Evans-the-Wood paused, the iron wavering in the air, mid-strop.
Surely if the victim had just fallen into the oven, things would have been very different: there would have been a burning smell, there would've been no reason for one finger to be missing (apparently surgically removed), and there would have been much less blood.
And how to achieve the necessary height beforehand? The oven was at least four feet off the ground and there was no sign of a stepladder anywhere.
It didn't make any sense.
He held his breath as he slid the blade back into the No. 3. Don't nick the corners this time, you *****, he told himself. Seven hours had been spent on that perfect edge only the week before, to see it reduced to a cabinet scraper when the phone had made him jump. Note to self: do NOT, ever again, sharpen anything on top of the saw table, no matter how temptingly flat it looks.
Yet it was that very call, from sergeant Dowel down at the station, which had started him on the whole adventure, he mused... he mused a bit more... then he thought perhaps he ought to get on with it really.
Squaring up to the bench, he turned his full attention to the piece of ash before him. Five minutes later, the pile of still-steaming shavings told him his mind wasn't on the job. He selected another block, removing the sliver from the vice with a pair of tweezers.
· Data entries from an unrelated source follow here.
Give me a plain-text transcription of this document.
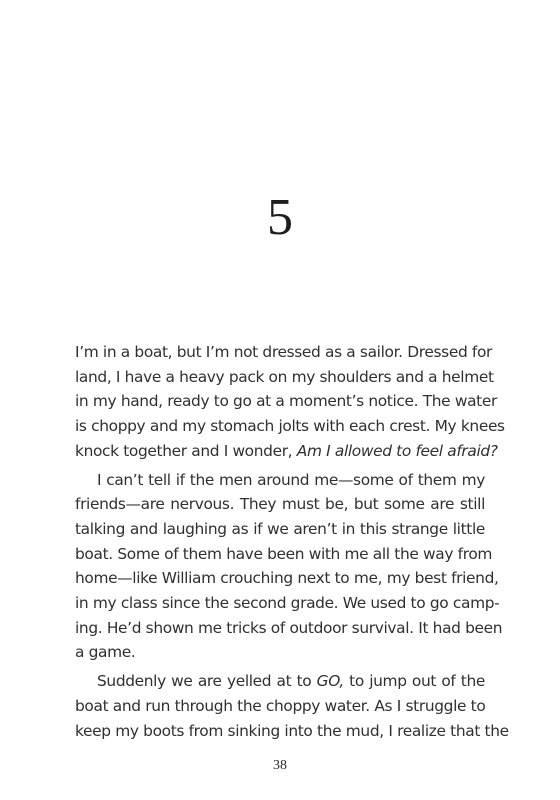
5
I’m in a boat, but I’m not dressed as a sailor. Dressed for
land, I have a heavy pack on my shoulders and a helmet
in my hand, ready to go at a moment’s notice. The water
is choppy and my stomach jolts with each crest. My knees
knock together and I wonder, Am I allowed to feel afraid?
I can’t tell if the men around me—some of them my
friends—are nervous. They must be, but some are still
talking and laughing as if we aren’t in this strange little
boat. Some of them have been with me all the way from
home—like William crouching next to me, my best friend,
in my class since the second grade. We used to go camp-
ing. He’d shown me tricks of outdoor survival. It had been
a game.
Suddenly we are yelled at to GO, to jump out of the
boat and run through the choppy water. As I struggle to
keep my boots from sinking into the mud, I realize that the
38
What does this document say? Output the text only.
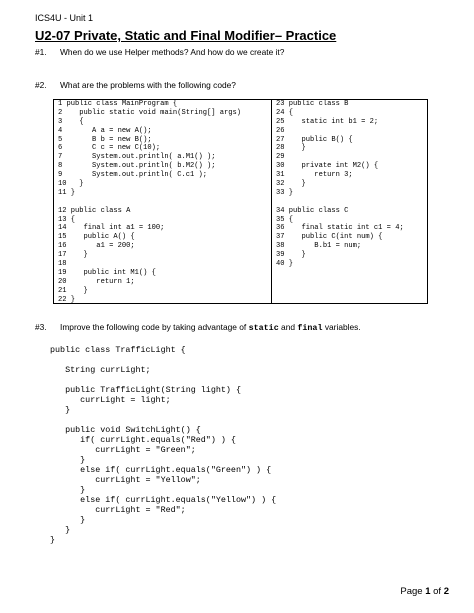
ICS4U - Unit 1
U2-07 Private, Static and Final Modifier– Practice
#1. When do we use Helper methods? And how do we create it?
#2. What are the problems with the following code?
1 public class MainProgram {
2    public static void main(String[] args)
3    {
4       A a = new A();
5       B b = new B();
6       C c = new C(10);
7       System.out.println( a.M1() );
8       System.out.println( b.M2() );
9       System.out.println( C.c1 );
10   }
11 }
12 public class A
13 {
14    final int a1 = 100;
15    public A() {
16       a1 = 200;
17    }
18
19    public int M1() {
20       return 1;
21    }
22 }
23 public class B
24 {
25    static int b1 = 2;
26
27    public B() {
28    }
29
30    private int M2() {
31       return 3;
32    }
33 }
34 public class C
35 {
36    final static int c1 = 4;
37    public C(int num) {
38       B.b1 = num;
39    }
40 }
#3. Improve the following code by taking advantage of static and final variables.
public class TrafficLight {
String currLight;
public TrafficLight(String light) {
currLight = light;
}
public void SwitchLight() {
if( currLight.equals("Red") ) {
currLight = "Green";
}
else if( currLight.equals("Green") ) {
currLight = "Yellow";
}
else if( currLight.equals("Yellow") ) {
currLight = "Red";
}
}
}
Page 1 of 2
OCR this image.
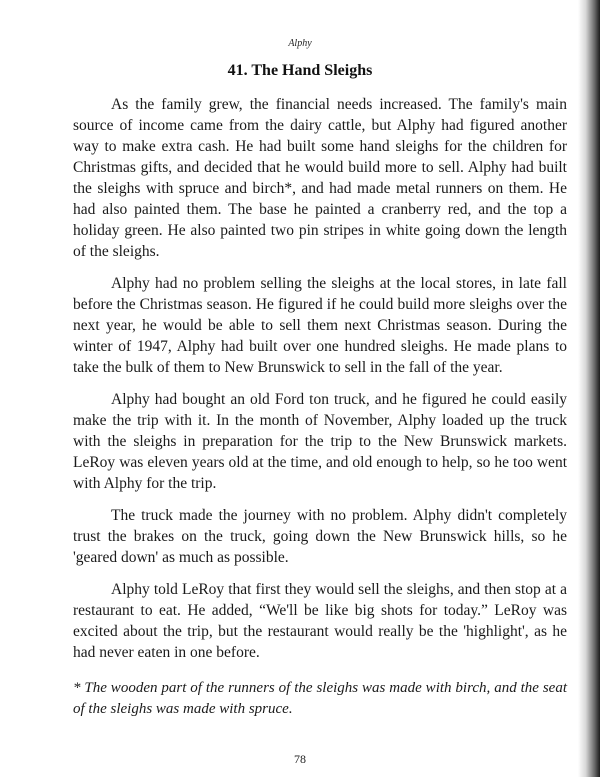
Alphy
41. The Hand Sleighs

As the family grew, the financial needs increased. The family's main source of income came from the dairy cattle, but Alphy had figured another way to make extra cash. He had built some hand sleighs for the children for Christmas gifts, and decided that he would build more to sell. Alphy had built the sleighs with spruce and birch*, and had made metal runners on them. He had also painted them. The base he painted a cranberry red, and the top a holiday green. He also painted two pin stripes in white going down the length of the sleighs.

Alphy had no problem selling the sleighs at the local stores, in late fall before the Christmas season. He figured if he could build more sleighs over the next year, he would be able to sell them next Christmas season. During the winter of 1947, Alphy had built over one hundred sleighs. He made plans to take the bulk of them to New Brunswick to sell in the fall of the year.

Alphy had bought an old Ford ton truck, and he figured he could easily make the trip with it. In the month of November, Alphy loaded up the truck with the sleighs in preparation for the trip to the New Brunswick markets. LeRoy was eleven years old at the time, and old enough to help, so he too went with Alphy for the trip.

The truck made the journey with no problem. Alphy didn't completely trust the brakes on the truck, going down the New Brunswick hills, so he 'geared down' as much as possible.

Alphy told LeRoy that first they would sell the sleighs, and then stop at a restaurant to eat. He added, “We'll be like big shots for today.” LeRoy was excited about the trip, but the restaurant would really be the 'highlight', as he had never eaten in one before.

* The wooden part of the runners of the sleighs was made with birch, and the seat of the sleighs was made with spruce.

78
Note to self: muse or plane -- don't try to do both together.
He ought to re-examine the facts, really carefully.
The ash, substantially smaller, but now properly octagonal, seemed to flinch as the centres bit into it. Time to concentrate: he wasn't making a pencil, after all. He turned-to. Shavings flew in all directions, but he ignored the cliche (and the terrible pun). He was going to make it work this time. And the job might get done as well, and Mrs. E might just stop yelling at him.
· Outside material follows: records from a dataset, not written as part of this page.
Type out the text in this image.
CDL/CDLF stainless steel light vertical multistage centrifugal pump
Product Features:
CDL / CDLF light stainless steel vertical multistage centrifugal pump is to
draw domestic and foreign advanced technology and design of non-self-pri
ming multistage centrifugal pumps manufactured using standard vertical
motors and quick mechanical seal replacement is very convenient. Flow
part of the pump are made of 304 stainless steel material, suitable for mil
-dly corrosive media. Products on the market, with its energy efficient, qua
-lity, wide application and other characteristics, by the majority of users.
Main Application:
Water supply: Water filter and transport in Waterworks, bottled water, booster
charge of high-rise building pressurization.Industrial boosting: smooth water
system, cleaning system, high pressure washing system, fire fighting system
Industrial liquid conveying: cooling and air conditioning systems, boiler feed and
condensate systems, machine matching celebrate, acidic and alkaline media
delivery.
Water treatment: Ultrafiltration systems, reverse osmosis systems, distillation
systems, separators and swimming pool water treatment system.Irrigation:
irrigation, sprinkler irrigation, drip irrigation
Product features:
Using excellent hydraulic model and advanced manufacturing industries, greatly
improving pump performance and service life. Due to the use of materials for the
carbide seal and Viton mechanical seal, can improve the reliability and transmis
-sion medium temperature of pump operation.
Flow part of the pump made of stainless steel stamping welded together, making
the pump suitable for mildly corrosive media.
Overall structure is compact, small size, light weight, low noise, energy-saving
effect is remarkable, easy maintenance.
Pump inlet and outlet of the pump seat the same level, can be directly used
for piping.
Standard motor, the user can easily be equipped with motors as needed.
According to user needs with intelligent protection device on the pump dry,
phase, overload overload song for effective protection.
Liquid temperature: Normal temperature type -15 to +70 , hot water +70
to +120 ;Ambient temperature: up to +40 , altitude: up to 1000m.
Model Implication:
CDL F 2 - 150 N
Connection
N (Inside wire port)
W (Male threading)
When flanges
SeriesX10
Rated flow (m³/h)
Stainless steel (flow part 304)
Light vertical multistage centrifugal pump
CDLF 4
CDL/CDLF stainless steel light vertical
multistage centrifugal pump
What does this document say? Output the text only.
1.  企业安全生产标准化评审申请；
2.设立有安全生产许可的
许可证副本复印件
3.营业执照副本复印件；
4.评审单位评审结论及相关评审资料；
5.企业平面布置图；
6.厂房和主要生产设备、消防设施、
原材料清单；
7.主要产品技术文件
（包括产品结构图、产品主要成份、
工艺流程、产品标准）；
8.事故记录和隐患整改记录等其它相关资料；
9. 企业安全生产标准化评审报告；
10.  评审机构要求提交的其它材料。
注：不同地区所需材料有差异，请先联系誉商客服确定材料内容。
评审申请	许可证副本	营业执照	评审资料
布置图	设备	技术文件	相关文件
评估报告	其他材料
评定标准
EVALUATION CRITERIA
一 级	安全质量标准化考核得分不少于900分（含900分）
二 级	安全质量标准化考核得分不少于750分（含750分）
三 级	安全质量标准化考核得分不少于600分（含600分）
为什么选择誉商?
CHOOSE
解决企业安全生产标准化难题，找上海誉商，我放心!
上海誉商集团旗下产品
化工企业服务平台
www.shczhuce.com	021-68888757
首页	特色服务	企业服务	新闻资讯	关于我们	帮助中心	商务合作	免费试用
Back at the bench, Evans reached for the fretsaw. In one graceful and fluid movement He removed the pencil from behind his ear, cursed, and vowed to reverse the order next time.
Grabbing a handful of shavings to staunch the cut, an idea struck him forcefully. Curses! They were all so thin as to be transparent! He found a larger, thicker curl, and stretched it flat between two offcuts. It would have to do.
He started to sketch out the crime scene. Luigi's Pizza Parlour had only two doors, one for customers and one for the staff at the back. Whoever had done the deed -- and he was convinced it was murder -- must have used the back door, both to sneak in and to escape after the grisly deed. There was the cash register, and there was the apparently fatal oven. There just wasn't time, nor distance...
Suddenly remembering the piece of ash, he clamped it in the jig, and deftly marked his trademark 'V' shape with the pencil. Time was short, evidently: freehand would just have to do. He reached again (carefully this time) for the fretsaw.
The alibis all checked out. Pull. The 'friends' from Italy seemed genuine enough. Pull. The cash was all there. Pull. Luigi's hundreds of 'tomato' plants though, were all gone. Pull.
The cut was deep enough. He slid the saw out. It was time for the other side.
Sometimes, he knew, he missed the mundane clue. Pull. It must be there though, hidden in plain sight. Pull. Go through it all again. Pull.
With a satisfying 'click' the centre of the 'V' detached itself and dropped away. It was done, AND he knew what was amiss!
Rushing from the workshop, he grabbed his keys from the hook by the door. Flinging the peg at a shocked Mrs. Evans, who was still holding the corner of the wet sheet over the line, he leaped into the van and reached for the ignition.
It was the chisel! OF COURSE IT WAS THE CHISEL. His very own 3/8 morticer that he was so used to seeing in its usual place above the bench. Dowel had mentioned it, but he'd dismissed it at the outset as being irrelevant...
... What had it been doing buried deep in the chest of the victim?